La Prensa Hacemos periodismo desde 1888

Leer es uno de los aspectos fundamentales de los derechos humanos y de la realización personal. Quien lee establece un diálogo constante con el texto y consigo mismo. Confronta ideas y amplifica su universo, haciéndolo más fecundo. Al leer, las personas entendemos que ninguna opinión es absoluta, reconocemos el valor de la diversidad y contribuimos a crear una sociedad más inclusiva. Leer mucho desarrolla nuestra capacidad de diálogo y por lo tanto de vivir pacíficamente.

Nos permite sacar nuestras propias conclusiones. Porque la lectura implica tanto leer un texto como interpretarlo. Algo que permite desarrollar un siempre deseable espíritu crítico. Todo lo que permitira enriquecernos y comprender mejor la realidad.

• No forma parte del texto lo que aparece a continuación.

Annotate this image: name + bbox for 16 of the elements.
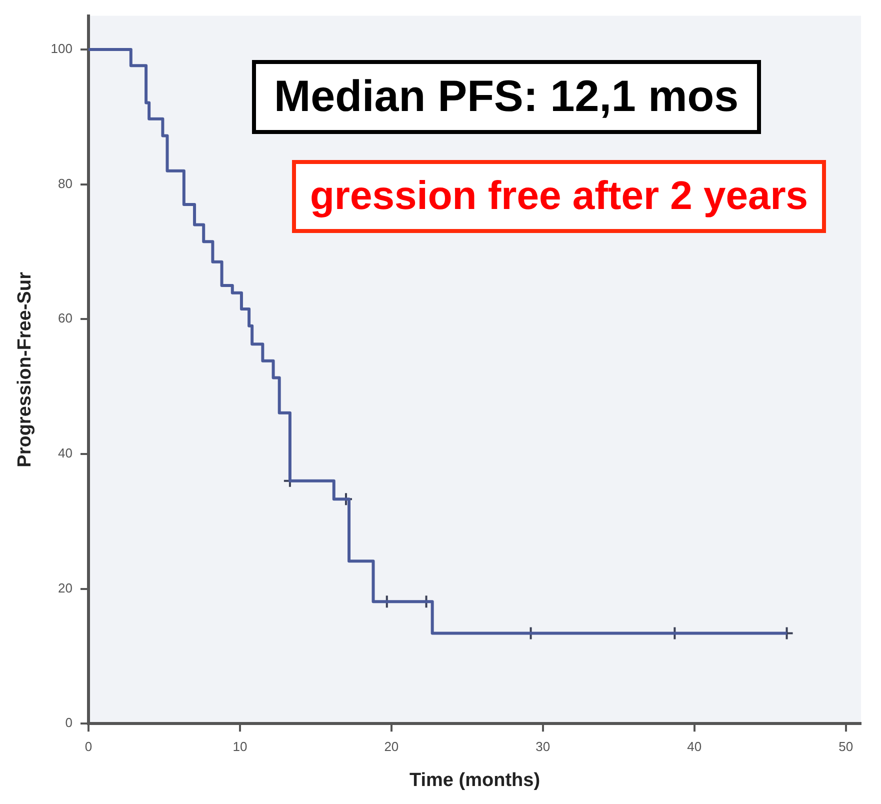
y-tick-label: 20 [58,580,72,596]
x-tick-label: 30 [536,738,550,754]
x-axis-title: Time (months) [409,770,540,791]
x-tick-label: 40 [687,738,702,754]
y-tick-label: 100 [50,41,72,56]
y-tick-label: 40 [58,446,72,461]
x-tick-label: 50 [838,738,854,754]
x-tick-label: 20 [384,738,399,754]
y-tick-label: 60 [58,310,72,326]
y-axis-title: Progression-Free-Sur [14,271,36,468]
y-tick-label: 80 [58,176,72,191]
x-tick-label: 10 [232,738,248,754]
annotation: gression free after 2 years [292,160,826,233]
annotation: Median PFS: 12,1 mos [252,60,761,134]
y-tick-label: 0 [65,715,72,730]
x-tick-label: 0 [84,738,92,754]
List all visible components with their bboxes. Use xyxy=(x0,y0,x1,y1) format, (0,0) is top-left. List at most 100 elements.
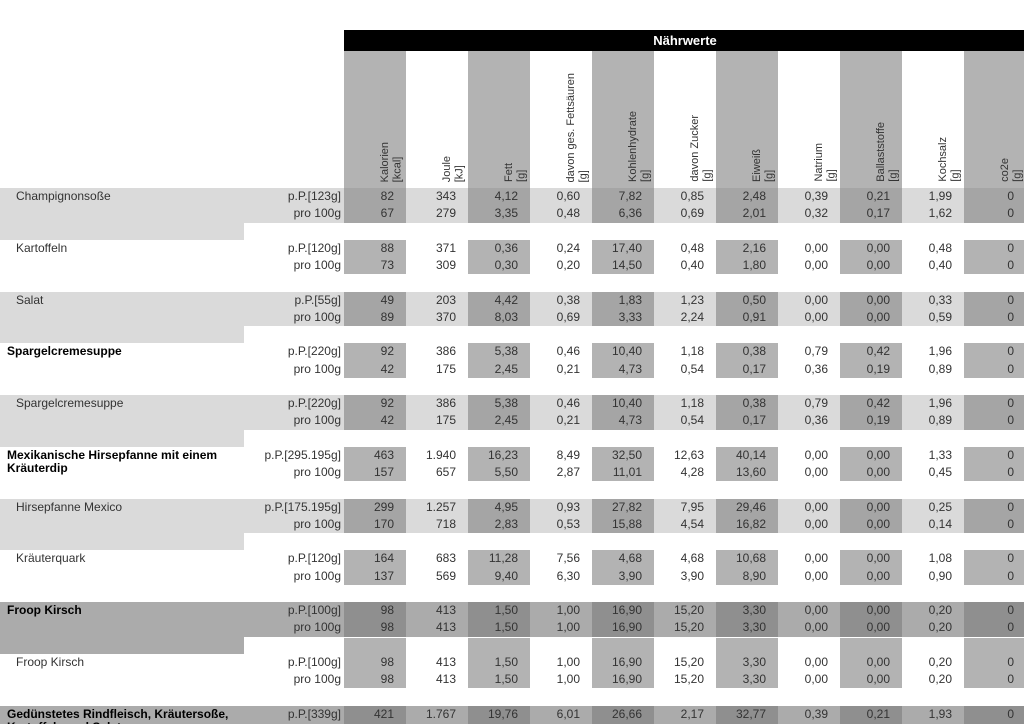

En este recién iniciado siglo XXI, de la mano de un arrollador avance tecnológico, hacemos un culto de la rapidez, de la brevedad. Lo que genera riesgos como no poder abarcar la deseable multiplicidad de opiniones. Quien lee dificilmente se dejará engañar. Sabe que todo texto, tiene un punto de vista y una intencionalidad, marcada por el sujeto que escribe, plasmada en el tema elegido, en las palabras que se escogen para redactar.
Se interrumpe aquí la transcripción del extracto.